Note that the component version numbers from one release of HDP to another don’t change uniformly. For example, from HDP 2.0 to 2.1, Apache Hadoop increased by two minor version numbers (from 2.2.0 to 2.4.0), while Apache Sqoop didn’t change at all. Note also that new components are introduced regularly. For example, Tez was introduce in HDP 2.1, and Spark in HDP 2.2.
In short, Hortonworks is making critical decisions about which basket of projects, at which level of maturity, to include into each release of the HDP platform. The other distribution providers, like Cloudera, Pivotal, and IBM, are facing the same decision points but are making different decisions. Whereas Hortonworks used Hadoop versions 2.4.0 and 2.6.0 in its most recent releases, Cloudera used 2.3.0 and 2.5.0.
So what is the problem?
Let’s say you’re the internal applications team of an enterprise or an independent software vendor, and you’re writing an application that runs on top of just two of these components: core Hadoop and Hive. You need to test that your solution works reliably, and then get it certified from the Hadoop distributions that your customers are using.
To certify on Hortonworks you need to test on at least Hadoop 2.2.0 and Hive 0.12.0, and Hadoop 2.4.0 and Hive 0.13.0. For Cloudera’s CDH 5.1, turns out the combinations would be Hadoop 2.3.0 and Hive 0.12.0, while for CDH 5.2 it would be Hadoop 2.5.0 and Hive 0.13.1. For Pivotal and IBM you’d be looking at slightly different combinations again.
This proliferation of baskets creates significant drag when it comes to building reliable applications running on top of Hadoop. All of these shifting complexities, across many, many customers, makes it harder for customers to assess which basket of Hadoop that they need and harder for application developers to create solutions that work broadly.
Let’s work together for stability and innovation.
This proliferation of baskets doesn’t serve customers well, since it slows down solution selection and innovation. The Open Data Platform seeks to address this problem. The ODP is a group of leading organizations that have come together to define a coordinated release of multiple components in a single, well-defined, and agreed-upon core platform. It will provide a reliable, tested base of core functionality upon which applications can thrive and spread. And since it will be providing core functionality only, it will leave plenty of room open for an expanding universe of feature creativity and variety.
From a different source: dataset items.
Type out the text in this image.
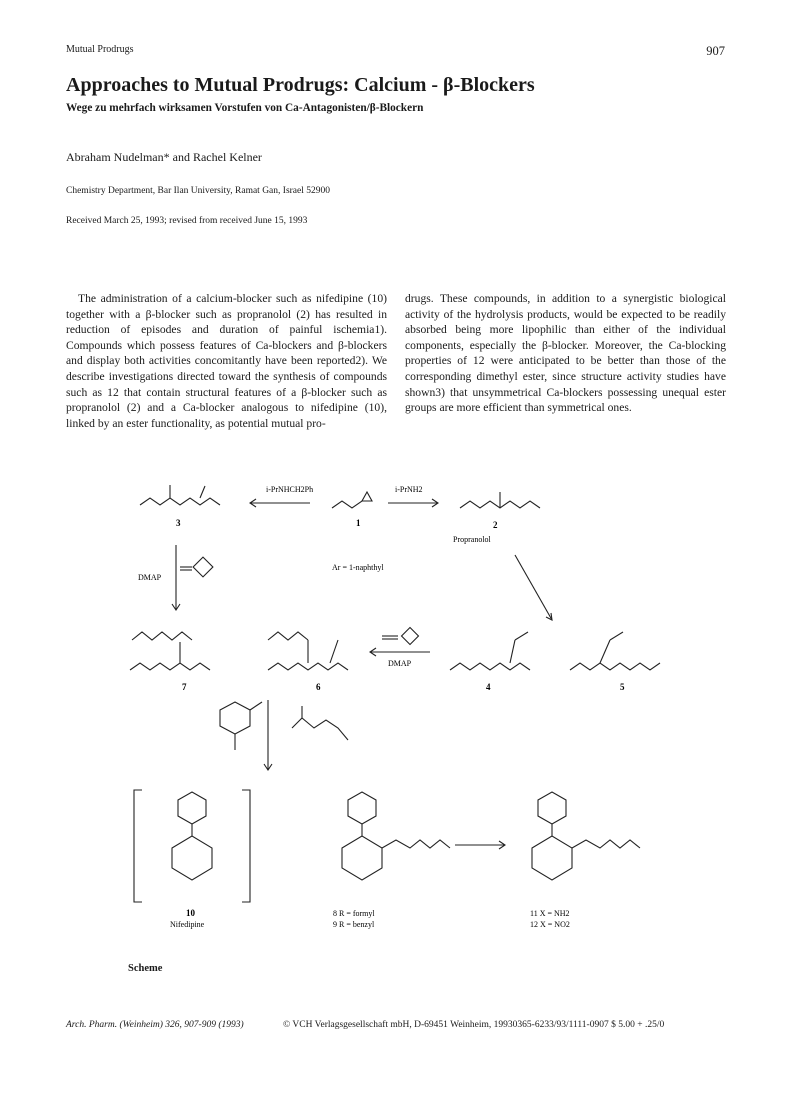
Mutual Prodrugs	907
Approaches to Mutual Prodrugs: Calcium - β-Blockers
Wege zu mehrfach wirksamen Vorstufen von Ca-Antagonisten/β-Blockern
Abraham Nudelman* and Rachel Kelner
Chemistry Department, Bar Ilan University, Ramat Gan, Israel 52900
Received March 25, 1993; revised from received June 15, 1993

The administration of a calcium-blocker such as nifedipine (10) together with a β-blocker such as propranolol (2) has resulted in reduction of episodes and duration of painful ischemia1). Compounds which possess features of Ca-blockers and β-blockers and display both activities concomitantly have been reported2). We describe investigations directed toward the synthesis of compounds such as 12 that contain structural features of a β-blocker such as propranolol (2) and a Ca-blocker analogous to nifedipine (10), linked by an ester functionality, as potential mutual pro-

drugs. These compounds, in addition to a synergistic biological activity of the hydrolysis products, would be expected to be readily absorbed being more lipophilic than either of the individual components, especially the β-blocker. Moreover, the Ca-blocking properties of 12 were anticipated to be better than those of the corresponding dimethyl ester, since structure activity studies have shown3) that unsymmetrical Ca-blockers possessing unequal ester groups are more efficient than symmetrical ones.

i-PrNHCH2Ph	i-PrNH2
Propranolol
Ar = 1-naphthyl
DMAP
DMAP
3	1	2
7	6	4	5
10
Nifedipine
8 R = formyl
9 R = benzyl
11 X = NH2
12 X = NO2
Scheme
Arch. Pharm. (Weinheim) 326, 907-909 (1993)	© VCH Verlagsgesellschaft mbH, D-69451 Weinheim, 19930365-6233/93/1111-0907 $ 5.00 + .25/0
Application developers like SAS are excited about the ODP because it will provide the reliability, interoperability, and stability that they need to go further, faster. Hadoop technology providers like Pivotal are enthusiastic because it will allow them to invest more deeply in their differentiated components (for example, Pivotal’s HAWQ query processor). The result will lead to even greater adoption of Hadoop, particularly in the enterprise, and make it possible for even more application depth and breadth.